Prepare to be inundated by the frantic energy, incense-infused temples, and motorbike-filled streets of HCMC (formerly known as Saigon) when you arrive. Yes, it’s a little hectic, but if you spend enough time here, you’ll come to appreciate the city’s addictive lunacy.
The Saigon Opera House, Jade Emperor Pagoda, Reunification Palace, and the War Remnants Museum are among the must-see attractions in Ho Chi Minh City, which are dispersed throughout District 1 (the city’s most frequented district) and District 3.
And no discussion of HCMC would be complete without mentioning the city’s exquisite gastronomy. Set aside some time while you’re here to try some of the world’s best street food, such as pho, Banh Xeo, and the incredibly delicious banh mi sandwich.
7.1. Top things to do in Ho Chi Minh City:
- Ben Thanh Market, a bustling market with everything from Vietnamese silk to souvenirs and street food, is a great place to practice haggling.
- The War Remnants Museum, the Jade Emperor Pagoda, and the Reunification Palace are all worth seeing.
- Vietnamese coffee is worth a try.
- From one of the city’s many rooftop bars, sip cocktails while admiring the vista.
- Visit the Cu Chi underground tunnels or the Mekong Delta for a day trip.

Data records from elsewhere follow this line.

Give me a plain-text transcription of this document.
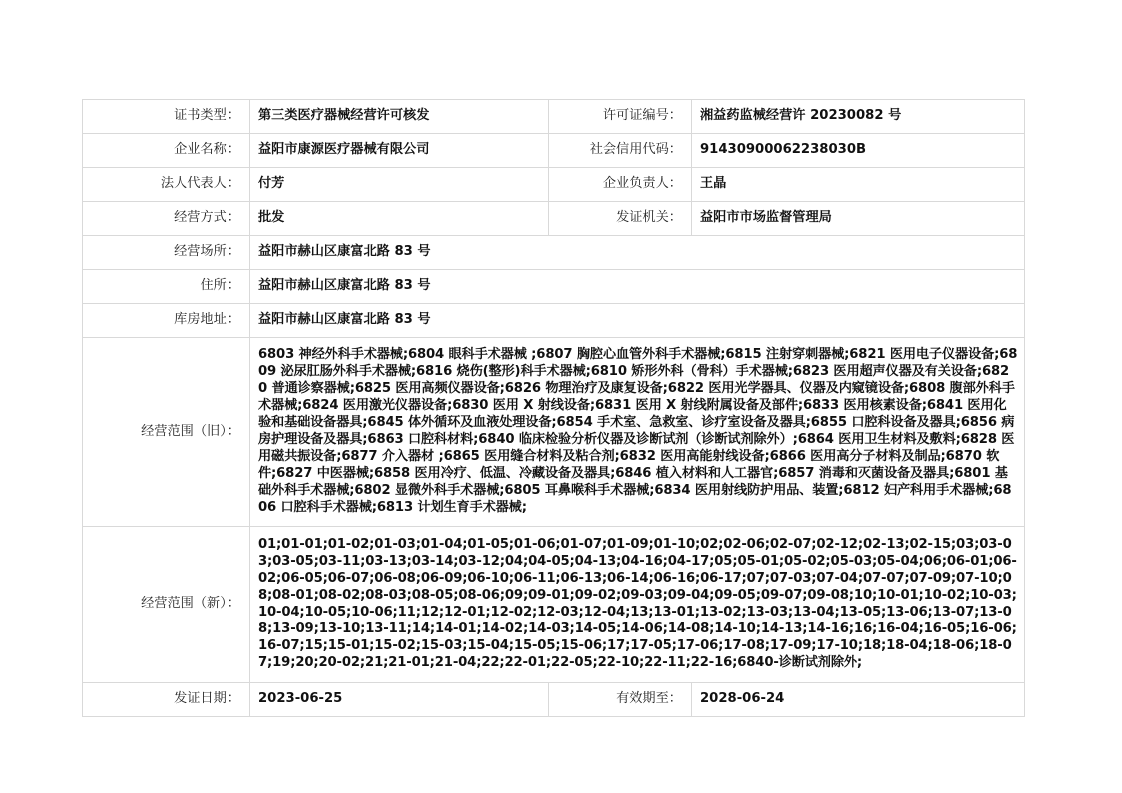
证书类型：	第三类医疗器械经营许可核发	许可证编号：	湘益药监械经营许 20230082 号
企业名称：	益阳市康源医疗器械有限公司	社会信用代码：	91430900062238030B
法人代表人：	付芳	企业负责人：	王晶
经营方式：	批发	发证机关：	益阳市市场监督管理局
经营场所：	益阳市赫山区康富北路 83 号		
住所：	益阳市赫山区康富北路 83 号		
库房地址：	益阳市赫山区康富北路 83 号		
经营范围（旧）：	6803 神经外科手术器械;6804 眼科手术器械 ;6807 胸腔心血管外科手术器械;6815 注射穿刺器械;6821 医用电子仪器设备;6809 泌尿肛肠外科手术器械;6816 烧伤(整形)科手术器械;6810 矫形外科（骨科）手术器械;6823 医用超声仪器及有关设备;6820 普通诊察器械;6825 医用高频仪器设备;6826 物理治疗及康复设备;6822 医用光学器具、仪器及内窥镜设备;6808 腹部外科手术器械;6824 医用激光仪器设备;6830 医用 X 射线设备;6831 医用 X 射线附属设备及部件;6833 医用核素设备;6841 医用化验和基础设备器具;6845 体外循环及血液处理设备;6854 手术室、急救室、诊疗室设备及器具;6855 口腔科设备及器具;6856 病房护理设备及器具;6863 口腔科材料;6840 临床检验分析仪器及诊断试剂（诊断试剂除外）;6864 医用卫生材料及敷料;6828 医用磁共振设备;6877 介入器材 ;6865 医用缝合材料及粘合剂;6832 医用高能射线设备;6866 医用高分子材料及制品;6870 软 件;6827 中医器械;6858 医用冷疗、低温、冷藏设备及器具;6846 植入材料和人工器官;6857 消毒和灭菌设备及器具;6801 基础外科手术器械;6802 显微外科手术器械;6805 耳鼻喉科手术器械;6834 医用射线防护用品、装置;6812 妇产科用手术器械;6806 口腔科手术器械;6813 计划生育手术器械;		
经营范围（新）：	01;01-01;01-02;01-03;01-04;01-05;01-06;01-07;01-09;01-10;02;02-06;02-07;02-12;02-13;02-15;03;03-03;03-05;03-11;03-13;03-14;03-12;04;04-05;04-13;04-16;04-17;05;05-01;05-02;05-03;05-04;06;06-01;06-02;06-05;06-07;06-08;06-09;06-10;06-11;06-13;06-14;06-16;06-17;07;07-03;07-04;07-07;07-09;07-10;08;08-01;08-02;08-03;08-05;08-06;09;09-01;09-02;09-03;09-04;09-05;09-07;09-08;10;10-01;10-02;10-03;10-04;10-05;10-06;11;12;12-01;12-02;12-03;12-04;13;13-01;13-02;13-03;13-04;13-05;13-06;13-07;13-08;13-09;13-10;13-11;14;14-01;14-02;14-03;14-05;14-06;14-08;14-10;14-13;14-16;16;16-04;16-05;16-06;16-07;15;15-01;15-02;15-03;15-04;15-05;15-06;17;17-05;17-06;17-08;17-09;17-10;18;18-04;18-06;18-07;19;20;20-02;21;21-01;21-04;22;22-01;22-05;22-10;22-11;22-16;6840-诊断试剂除外;		
发证日期：	2023-06-25	有效期至：	2028-06-24
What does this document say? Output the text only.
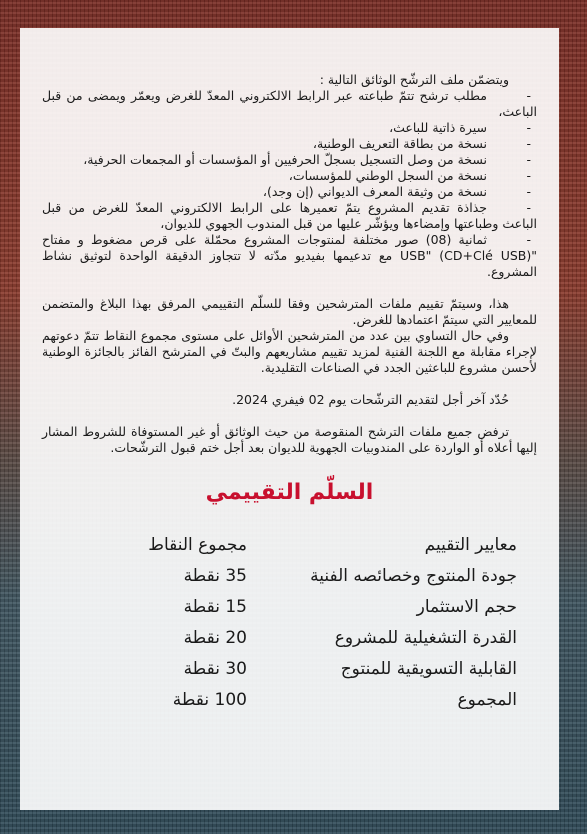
ويتضمّن ملف الترشّح الوثائق التالية :

-مطلب ترشح تتمّ طباعته عبر الرابط الالكتروني المعدّ للغرض ويعمّر ويمضى من قبل الباعث،
-
سيرة ذاتية للباعث،
-
نسخة من بطاقة التعريف الوطنية،
-
نسخة من وصل التسجيل بسجلّ الحرفيين أو المؤسسات أو المجمعات الحرفية،
-
نسخة من السجل الوطني للمؤسسات،
-
نسخة من وثيقة المعرف الديواني (إن وجد)،
-جذاذة تقديم المشروع يتمّ تعميرها على الرابط الالكتروني المعدّ للغرض من قبل الباعث وطباعتها وإمضاءها ويؤشّر عليها من قبل المندوب الجهوي للديوان،
-ثمانية (08) صور مختلفة لمنتوجات المشروع محمّلة على قرص مضغوط و مفتاح "USB" (CD+Clé USB) مع تدعيمها بفيديو مدّته لا تتجاوز الدقيقة الواحدة لتوثيق نشاط المشروع.

هذا، وسيتمّ تقييم ملفات المترشحين وفقا للسلّم التقييمي المرفق بهذا البلاغ والمتضمن للمعايير التي سيتمّ اعتمادها للغرض.

وفي حال التساوي بين عدد من المترشحين الأوائل على مستوى مجموع النقاط تتمّ دعوتهم لإجراء مقابلة مع اللجنة الفنية لمزيد تقييم مشاريعهم والبتّ في المترشح الفائز بالجائزة الوطنية لأحسن مشروع للباعثين الجدد في الصناعات التقليدية.

حُدّد آخر أجل لتقديم الترشّحات يوم 02 فيفري 2024.

ترفض جميع ملفات الترشح المنقوصة من حيث الوثائق أو غير المستوفاة للشروط المشار إليها أعلاه أو الواردة على المندوبيات الجهوية للديوان بعد أجل ختم قبول الترشّحات.

السلّم التقييمي
معايير التقييم	مجموع النقاط
جودة المنتوج وخصائصه الفنية	35 نقطة
حجم الاستثمار	15 نقطة
القدرة التشغيلية للمشروع	20 نقطة
القابلية التسويقية للمنتوج	30 نقطة
المجموع	100 نقطة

- At night in Ho Chi Minh City, Vietnam, a busy street is bustling with people.
7.2. Where to stay?
- La Vela Saigon Hotel: 280 Nam Ky Khoi Nghia Road, Ward 8, District 3, Ho Chi Minh City 700000
- Vinpearl Luxury Landmark 81 Saigon: Vinhomes Central Park, Binh Thanh, Ho Chi Minh City
- Mia Luxury Boutique Saigon: 2-4 Street No. 10, An Phu, Thu Duc City, Ho Chi Minh City 700000
8. Two weeks in Vietnam cost
Vietnam north to south itinerary is a very cheap country, therefore your money will go a long way. It is possible to travel for as low as 40 GBP/50 USD each day if you plan to stay in hostels and keep to a tight budget. While lodging, transportation, and meals are all reasonably priced in Vietnam, activities, and excursions are likely to consume a significant chunk of your budget.
For a two-week trip to Vietnam, budget anything from 460 GBP/560 USD to upwards of 820 GBP/1000 USD, depending on your specific travel style.